Bandana on my head and a hoe in my hand, People are afraid of hell and now I understand, I can
picture some devil from that land below, And he's pushing pigweed up from under in the
row." "I think he's walked beans," said Sally-Anne His shoulders straining under the dark-blue cowboy shirt, the
Rev. Ronald Lammers swung fresh bales off the battered hay rack and threw them
onto a ladder-like elevator, which carried them up to the loft in Gus Benson's
barn; a good quarter-hour's work for a man of Calvinist convictions, and a
pleasure to see the undoubted sinners higher in the barn sweating to keep up
with him. Midmorning, the sun glowing evilly through a haze of humidity.

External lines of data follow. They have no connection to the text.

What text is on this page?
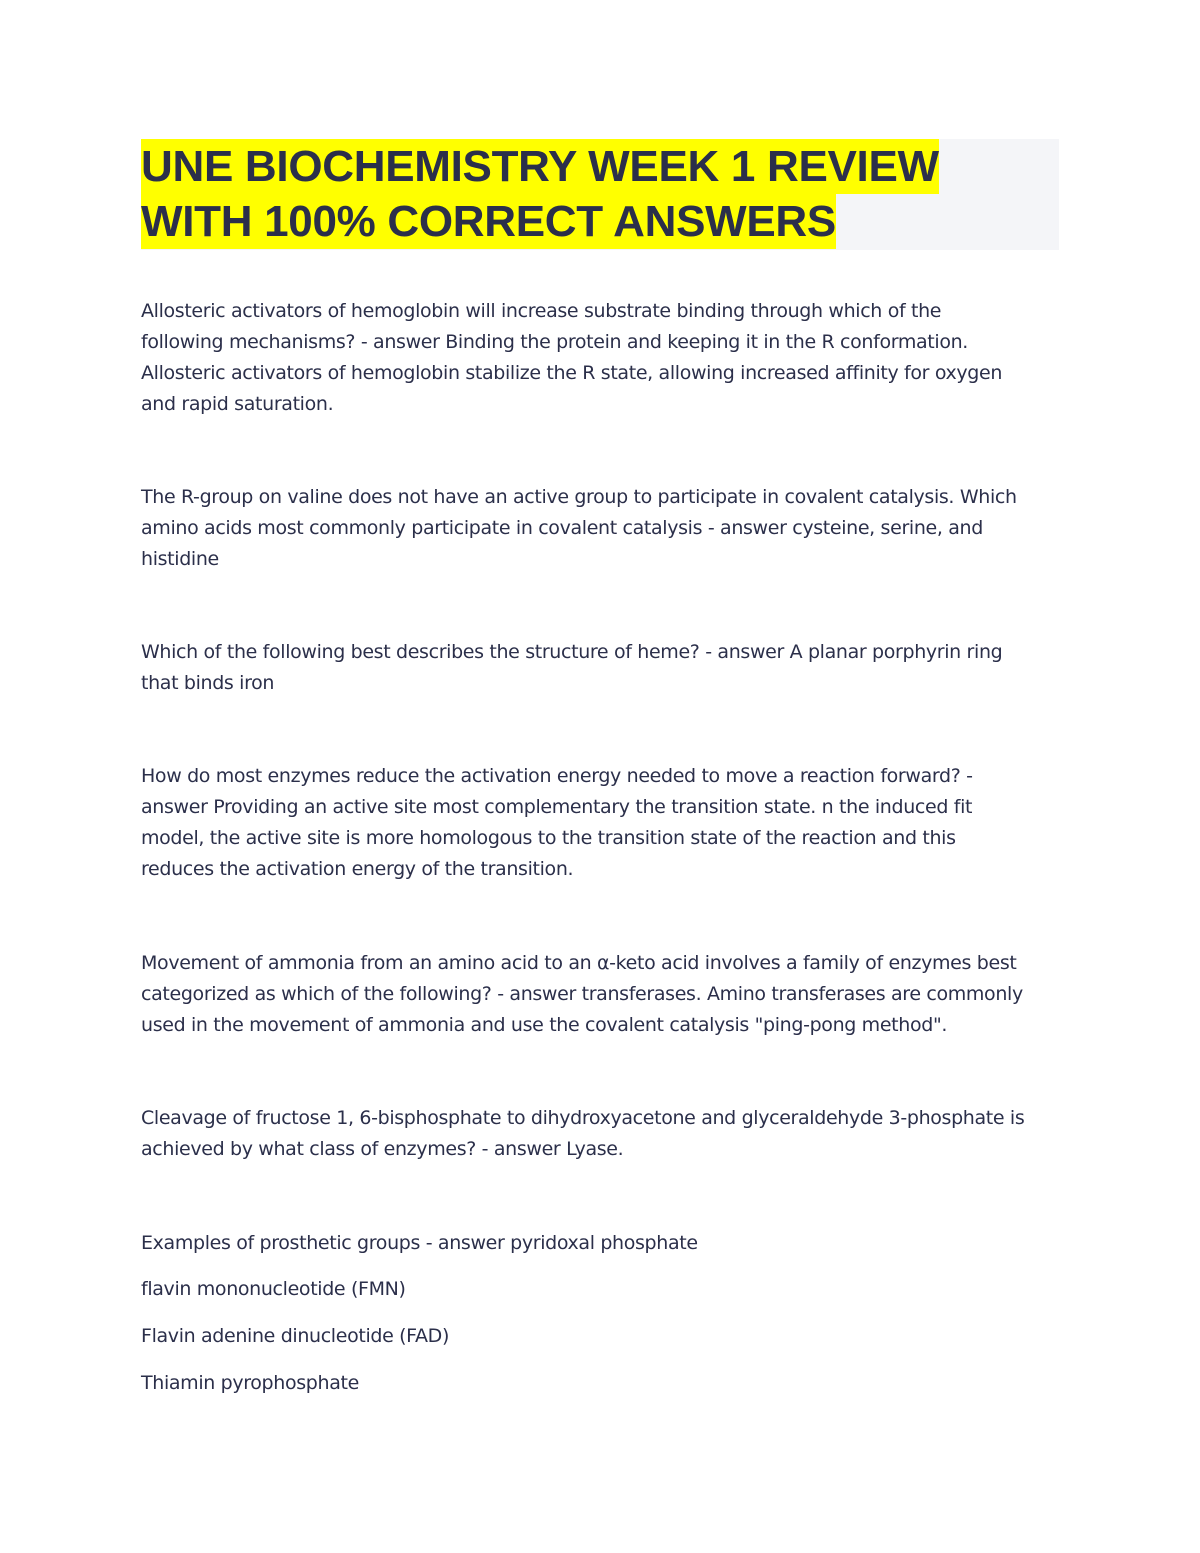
UNE BIOCHEMISTRY WEEK 1 REVIEW
WITH 100% CORRECT ANSWERS

Allosteric activators of hemoglobin will increase substrate binding through which of the
following mechanisms? - answer Binding the protein and keeping it in the R conformation.
Allosteric activators of hemoglobin stabilize the R state, allowing increased affinity for oxygen
and rapid saturation.

The R-group on valine does not have an active group to participate in covalent catalysis. Which
amino acids most commonly participate in covalent catalysis - answer cysteine, serine, and
histidine

Which of the following best describes the structure of heme? - answer A planar porphyrin ring
that binds iron

How do most enzymes reduce the activation energy needed to move a reaction forward? -
answer Providing an active site most complementary the transition state. n the induced fit
model, the active site is more homologous to the transition state of the reaction and this
reduces the activation energy of the transition.

Movement of ammonia from an amino acid to an α-keto acid involves a family of enzymes best
categorized as which of the following? - answer transferases. Amino transferases are commonly
used in the movement of ammonia and use the covalent catalysis "ping-pong method".

Cleavage of fructose 1, 6-bisphosphate to dihydroxyacetone and glyceraldehyde 3-phosphate is
achieved by what class of enzymes? - answer Lyase.

Examples of prosthetic groups - answer pyridoxal phosphate

flavin mononucleotide (FMN)

Flavin adenine dinucleotide (FAD)

Thiamin pyrophosphate
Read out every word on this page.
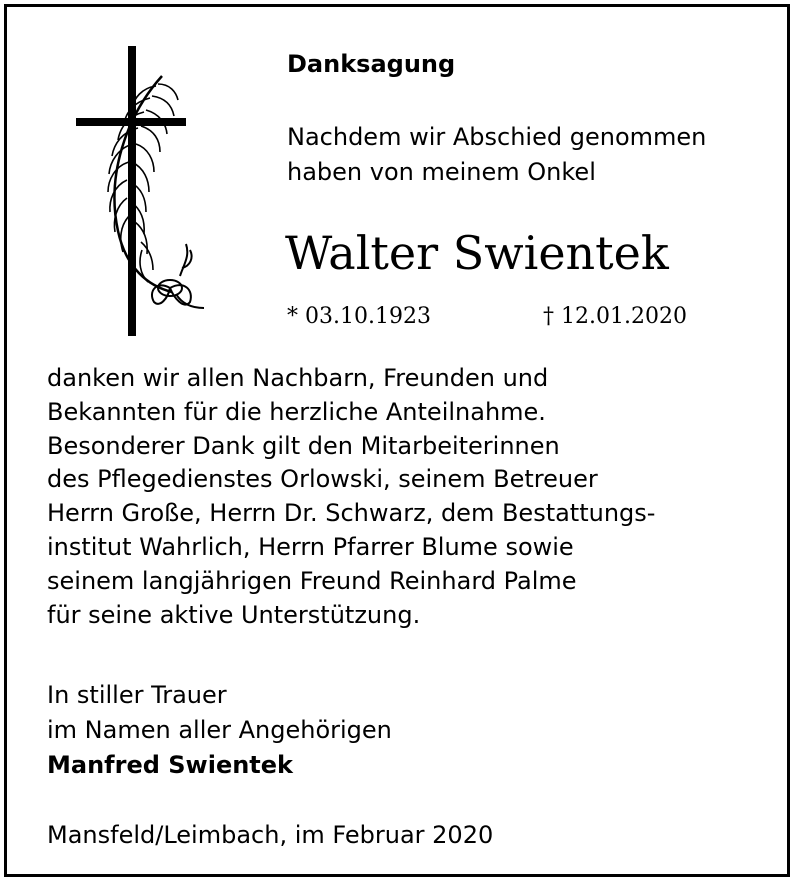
Danksagung
Nachdem wir Abschied genommen
haben von meinem Onkel
Walter Swientek
* 03.10.1923	† 12.01.2020
danken wir allen Nachbarn, Freunden und
Bekannten für die herzliche Anteilnahme.
Besonderer Dank gilt den Mitarbeiterinnen
des Pflegedienstes Orlowski, seinem Betreuer
Herrn Große, Herrn Dr. Schwarz, dem Bestattungs-
institut Wahrlich, Herrn Pfarrer Blume sowie
seinem langjährigen Freund Reinhard Palme
für seine aktive Unterstützung.
In stiller Trauer
im Namen aller Angehörigen
Manfred Swientek
Mansfeld/Leimbach, im Februar 2020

The farm buildings farther south shimmer above the fields of corn, oats, and
alfalfa, patches of broken color against the haze. A short round of haying has already been completed this
morning, Lammers driving into the farmyard as the tractor and hay rack rolled
in from the other direction, just in time to be recruited to throw bales. As a
Christian Reformed minister, Lammers presides over a white clapboard church at
Bigelow, a church whose shrinking congregation reflects the emptying of the
great Minnesota prairie farmlands. "When I started, eight years ago, there were 22 families (in
the congregation), and now we're down to 14. The way it's supposed to work, you
have a turnover. The older people die as the younger people marry and have
children. Now the younger people marry and move away. They just vanish from the
landscape," Lammers said later, when the hay was safely in the barn. With the
sun and the heat and the heavy lifting, the breaks are frequent: the workers
need the time to put water back in their bodies. And it's cool at the picnic table under the trees in Gus
Benson's back yard. Bertha Benson's garden is doing fine, just there beside the
picnic table, lettuce and beets and tomatoes growing cheerfully in the good
black dirt. Most of them look cheerful, anyway, aside from one or two that were
trampled the night before when a horse got loose and paid the garden an
impromptu visit. Evidence of the visit remains in a soil-enriching pile at one
corner of the vegetable plot. Lammers is a soft-spoken, serious, graying man. At 41, he is a
thesis away from a master's degree in the Old Testament from the respected
Calvin Theological Seminary in Grand Rapids, Mich. He pushed his black plastic
glasses back up his nose with an index finger and said quietly that our
national farm debate doesn't seem to consider the morality of the new
situation. "One thing that's never talked about is justice. We have all
these arguments between the left and the right about who's got the better idea
to get the economic pumps working, but nobody talks about justice. The final
worth of a nation isn't determined by how much money its people make, but
whether they are just. People who dedicate themselves to injustice," said the
Calvinist, "will inevitably perish. Those who strive for justice will
endure." Good neighbors Their mutual interest in the farm issue is part of the cement
in the relationship between the Calvinist minister and the Bensons. None of the
Bensons belong to Lammers' congregation Bertha takes the children to
Indian Lake Baptist Church, and David describes himself and Sally-Anne as "Sort
of Quaking Unitarians. I have an interest in the Quakers and we've met with the
Unitarians." The minister and the farmers met in the most prosaic of ways.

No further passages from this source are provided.